The policewoman in question, Corporal Jusninawati Abdul Gani, 35, had knowledge of terrorist activities, a fact established by the prosecution, who proved that she was in the know about a suspicious individual leaving for Syria on Nov 12, 2014, reported Bernama news agency.
However, Jusninawati, who is attached to the Petaling Jaya district police headquarters, did not provide that information, nor subsequent information that she came across, to the police.
She has now been charged with intentional omission of information relating to terrorist acts at the police headquarters between August 2015 and March this year.
"The police's role is to maintain peace and uphold the law. This is clear that as a member of the police force, the accused is bound by law to inform such information to the authorities," observed High Court Judicial Commissioner Datuk Nordin Hassan at yesterday's hearing of the charges.
He subsequently set Nov 10 for Jusninawati to enter her defence.
She has been charged under Section 130M of the Penal Code and faces imprisonment for up to seven years, a fine, or both if found guilty.
Deputy public prosecutor Ezrene Zakariah is the prosecutor in the case. Jusninawati was represented by lawyers Nik Zarith Nik Moustpha and Adi Zulkarnain Zulkafli.
It is not the first incident where Malaysian security personnel have been accused of aiding and abetting terror activities.

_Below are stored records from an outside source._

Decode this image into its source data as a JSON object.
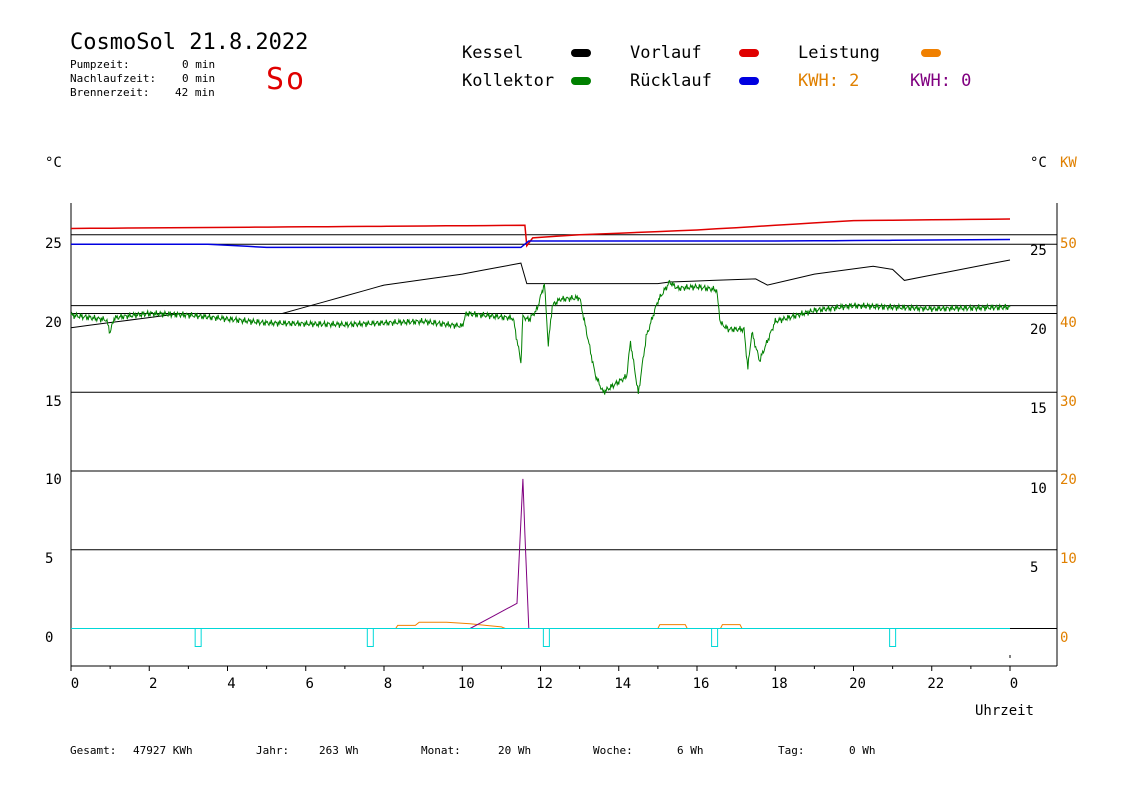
{
  "header": {
    "title": "CosmoSol 21.8.2022",
    "day": "So",
    "stats": [
      {
        "label": "Pumpzeit:",
        "value": "0 min"
      },
      {
        "label": "Nachlaufzeit:",
        "value": "0 min"
      },
      {
        "label": "Brennerzeit:",
        "value": "42 min"
      }
    ]
  },
  "legend": {
    "kessel": {
      "label": "Kessel",
      "color": "#000000"
    },
    "kollektor": {
      "label": "Kollektor",
      "color": "#008000"
    },
    "vorlauf": {
      "label": "Vorlauf",
      "color": "#e00000"
    },
    "ruecklauf": {
      "label": "Rücklauf",
      "color": "#0000e0"
    },
    "leistung": {
      "label": "Leistung",
      "color": "#f08000"
    },
    "kwh_orange": "KWH: 2",
    "kwh_purple": "KWH: 0",
    "orange": "#e08000",
    "purple": "#800080"
  },
  "footer": [
    {
      "label": "Gesamt:",
      "value": "47927 KWh"
    },
    {
      "label": "Jahr:",
      "value": "263 Wh"
    },
    {
      "label": "Monat:",
      "value": "20 Wh"
    },
    {
      "label": "Woche:",
      "value": "6 Wh"
    },
    {
      "label": "Tag:",
      "value": "0 Wh"
    }
  ],
  "chart_data": {
    "type": "line",
    "xlabel": "Uhrzeit",
    "y_left_unit": "°C",
    "y_right_unit": "°C",
    "y_right2_unit": "KW",
    "x_ticks": [
      "0",
      "2",
      "4",
      "6",
      "8",
      "10",
      "12",
      "14",
      "16",
      "18",
      "20",
      "22",
      "0"
    ],
    "y_left_ticks": [
      "25",
      "20",
      "15",
      "10",
      "5",
      "0"
    ],
    "y_right_ticks": [
      "25",
      "20",
      "15",
      "10",
      "5"
    ],
    "y_right2_ticks": [
      "50",
      "40",
      "30",
      "20",
      "10",
      "0"
    ],
    "xlim": [
      0,
      24
    ],
    "ylim": [
      -2,
      27
    ],
    "series": [
      {
        "name": "Vorlauf",
        "color": "#e00000",
        "x": [
          0,
          11.6,
          11.65,
          11.8,
          13,
          16,
          20,
          24
        ],
        "y": [
          25.4,
          25.6,
          24.3,
          24.8,
          25.0,
          25.3,
          25.9,
          26.0
        ]
      },
      {
        "name": "Rücklauf",
        "color": "#0000e0",
        "x": [
          0,
          3.5,
          5,
          10,
          11.5,
          11.7,
          14,
          18,
          24
        ],
        "y": [
          24.4,
          24.4,
          24.2,
          24.2,
          24.2,
          24.6,
          24.6,
          24.6,
          24.7
        ]
      },
      {
        "name": "Kessel",
        "color": "#000000",
        "x": [
          0,
          2.8,
          5.4,
          8,
          10,
          11.5,
          11.65,
          15,
          15.3,
          17.5,
          17.8,
          19,
          20.5,
          21,
          21.3,
          24
        ],
        "y": [
          19.1,
          20.0,
          20.0,
          21.8,
          22.5,
          23.2,
          21.9,
          21.9,
          22.0,
          22.2,
          21.8,
          22.5,
          23.0,
          22.8,
          22.1,
          23.4
        ]
      },
      {
        "name": "Kollektor",
        "color": "#008000",
        "x": [
          0,
          0.9,
          1.0,
          1.1,
          1.3,
          2,
          3,
          5,
          7,
          9,
          9.6,
          10,
          10.1,
          11.3,
          11.5,
          11.55,
          11.7,
          11.9,
          12.1,
          12.2,
          12.3,
          12.5,
          13,
          13.4,
          13.6,
          13.9,
          14.2,
          14.3,
          14.5,
          14.7,
          15.0,
          15.3,
          15.5,
          16,
          16.5,
          16.6,
          16.8,
          17.2,
          17.3,
          17.4,
          17.6,
          18,
          19,
          20,
          21,
          22,
          24
        ],
        "y": [
          19.9,
          19.6,
          18.8,
          19.7,
          19.8,
          20.0,
          19.9,
          19.4,
          19.3,
          19.5,
          19.3,
          19.2,
          20.0,
          19.7,
          16.9,
          19.8,
          19.6,
          20.2,
          21.9,
          18.0,
          20.5,
          20.9,
          21.0,
          16.1,
          15.0,
          15.5,
          16.0,
          18.2,
          14.9,
          18.5,
          20.8,
          22.0,
          21.6,
          21.7,
          21.5,
          19.4,
          19.0,
          19.0,
          16.5,
          18.8,
          17.0,
          19.5,
          20.2,
          20.5,
          20.4,
          20.3,
          20.4
        ]
      },
      {
        "name": "Leistung",
        "color": "#f08000",
        "x": [
          0,
          8.3,
          8.35,
          8.8,
          8.9,
          9.6,
          10.2,
          11.0,
          11.1,
          11.4,
          15.0,
          15.05,
          15.7,
          15.75,
          16.6,
          16.65,
          17.1,
          17.15,
          24
        ],
        "y": [
          0,
          0,
          0.2,
          0.2,
          0.4,
          0.4,
          0.3,
          0.1,
          0,
          0,
          0,
          0.25,
          0.25,
          0,
          0,
          0.25,
          0.25,
          0,
          0
        ]
      },
      {
        "name": "KWH",
        "color": "#800080",
        "x": [
          10.2,
          11.4,
          11.55,
          11.6,
          11.7
        ],
        "y": [
          0,
          1.6,
          9.5,
          6.0,
          0
        ]
      },
      {
        "name": "Pumpe",
        "color": "#00d8d8",
        "x": [
          3.25,
          7.65,
          12.15,
          16.45,
          21.0
        ],
        "y": [
          0,
          0,
          0,
          0,
          0
        ]
      }
    ],
    "grid": true
  }
}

According to Malaysian Defence Minister Hishammuddin Hussein, armed forces personnel suspected to be involved with the Islamic State in Iraq and Syria (ISIS) make up 1 per cent of the militants in the country identified by the authorities so far.

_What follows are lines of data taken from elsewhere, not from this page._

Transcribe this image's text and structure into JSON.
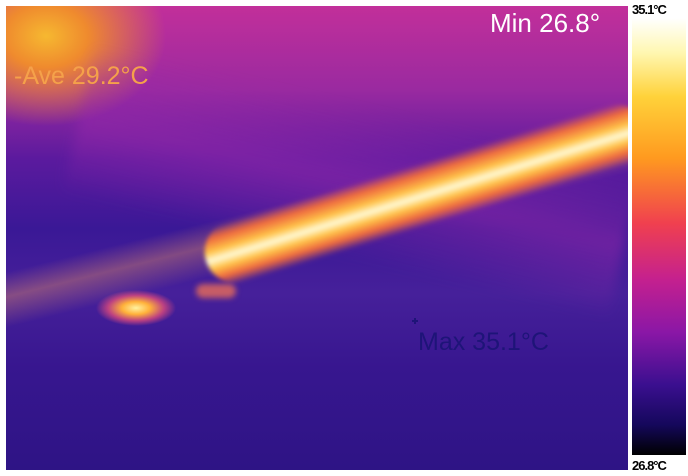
{
  "readouts": {
    "min": "Min 26.8°",
    "average": "-Ave 29.2°C",
    "max": "Max 35.1°C"
  },
  "color_scale": {
    "top_label": "35.1°C",
    "bottom_label": "26.8°C",
    "palette": [
      "#ffffff",
      "#ffd23a",
      "#ff9a1f",
      "#f0404f",
      "#c4208f",
      "#8a17a6",
      "#3a0f8f",
      "#000000"
    ]
  }
}
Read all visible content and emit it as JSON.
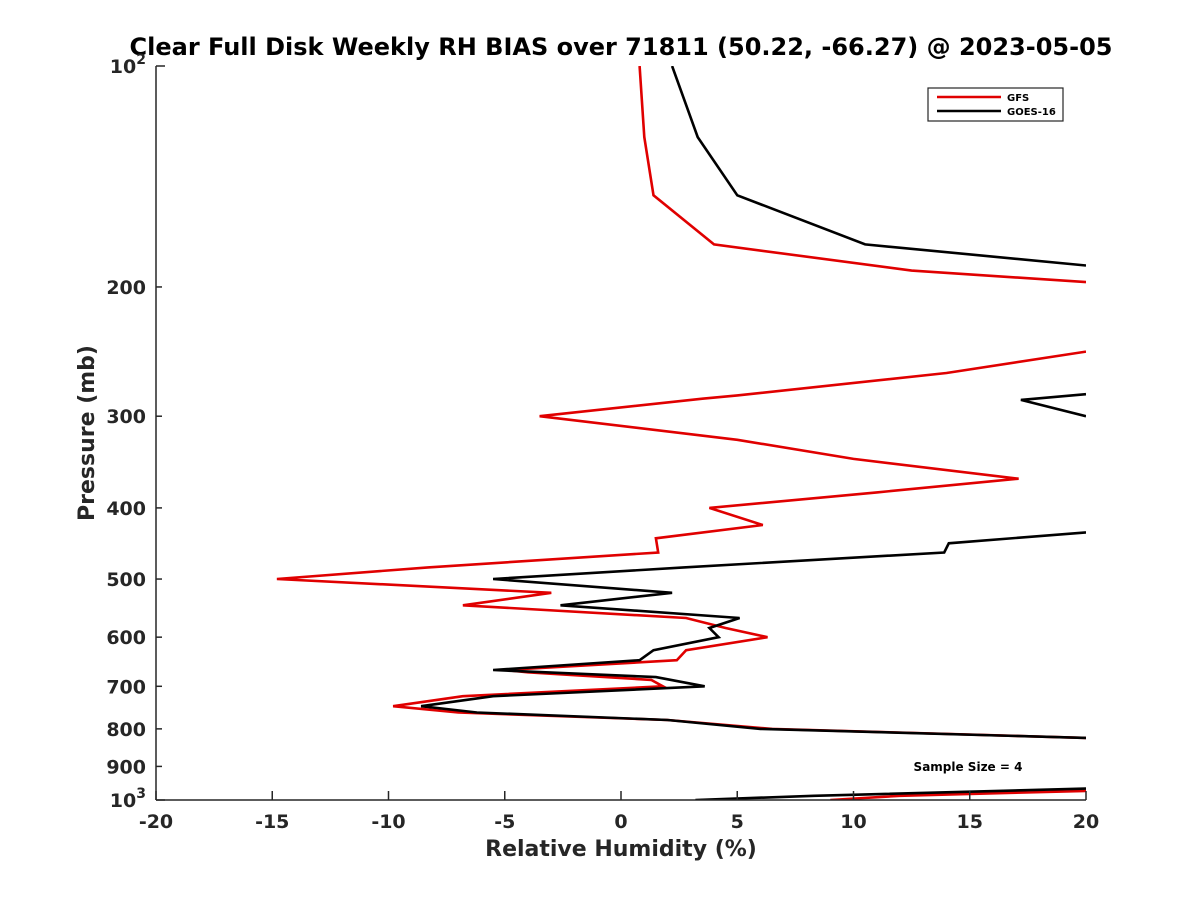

Mr Hishammuddin, who was speaking to reporters after launching the 40th Pacific Armies Management Seminar on Monday, did not reveal the exact number of soldiers who have been identified.
In another revelation, Malaysian Deputy Prime Minister Ahmad Zahid Hamidi said on Wednesday that officers of the Eastern Sabah Security Command may have leaked vital information to the Abu Sayyaf terror group in the Philippines, allowing them to launch kidnap-for-ransom attacks in the waters off Sabah.

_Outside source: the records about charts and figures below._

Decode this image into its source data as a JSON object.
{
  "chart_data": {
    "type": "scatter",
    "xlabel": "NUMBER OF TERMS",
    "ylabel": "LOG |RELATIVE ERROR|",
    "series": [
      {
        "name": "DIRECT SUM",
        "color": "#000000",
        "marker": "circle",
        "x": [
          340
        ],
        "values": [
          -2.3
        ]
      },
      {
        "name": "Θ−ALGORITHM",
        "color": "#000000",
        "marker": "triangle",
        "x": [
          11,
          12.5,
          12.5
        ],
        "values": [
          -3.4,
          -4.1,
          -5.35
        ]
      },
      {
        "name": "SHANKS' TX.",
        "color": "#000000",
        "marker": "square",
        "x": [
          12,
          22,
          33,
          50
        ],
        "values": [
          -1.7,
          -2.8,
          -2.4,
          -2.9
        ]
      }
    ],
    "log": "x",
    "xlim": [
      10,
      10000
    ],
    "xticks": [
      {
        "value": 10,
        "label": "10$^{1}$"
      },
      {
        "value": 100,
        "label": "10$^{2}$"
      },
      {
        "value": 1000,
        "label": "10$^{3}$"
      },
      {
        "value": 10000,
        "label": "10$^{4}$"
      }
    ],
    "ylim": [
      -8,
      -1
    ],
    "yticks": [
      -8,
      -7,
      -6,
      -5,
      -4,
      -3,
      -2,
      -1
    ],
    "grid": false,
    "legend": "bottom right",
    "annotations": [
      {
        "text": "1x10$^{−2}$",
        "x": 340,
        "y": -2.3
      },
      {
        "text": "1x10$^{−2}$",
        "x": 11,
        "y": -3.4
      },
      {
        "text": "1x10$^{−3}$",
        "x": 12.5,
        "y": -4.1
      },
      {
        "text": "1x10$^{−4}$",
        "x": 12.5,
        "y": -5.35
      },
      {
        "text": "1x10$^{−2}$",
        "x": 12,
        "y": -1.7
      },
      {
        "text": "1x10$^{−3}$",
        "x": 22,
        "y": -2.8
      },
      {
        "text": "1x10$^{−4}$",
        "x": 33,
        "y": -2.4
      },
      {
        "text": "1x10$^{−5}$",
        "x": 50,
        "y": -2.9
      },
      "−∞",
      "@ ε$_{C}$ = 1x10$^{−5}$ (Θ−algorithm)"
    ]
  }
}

"We believe money obtained from kidnappings is then channelled to Katibah Nusantara to strengthen its position in South-east Asia and to finance terror activities," he said in reference to a group of Indonesian and Malaysian ISIS-affiliated fighters.
Malaysia's battle against terror heightened last year after it was revealed that national leaders, including Prime Minister Najib Razak, were being targeted.
In April last year, Malaysia enacted the Prevention of Terrorism Act, which gives the authorities the power to detain suspects without trial for two years. In all, 240 suspected terrorists have been detained in Malaysia since late 2013.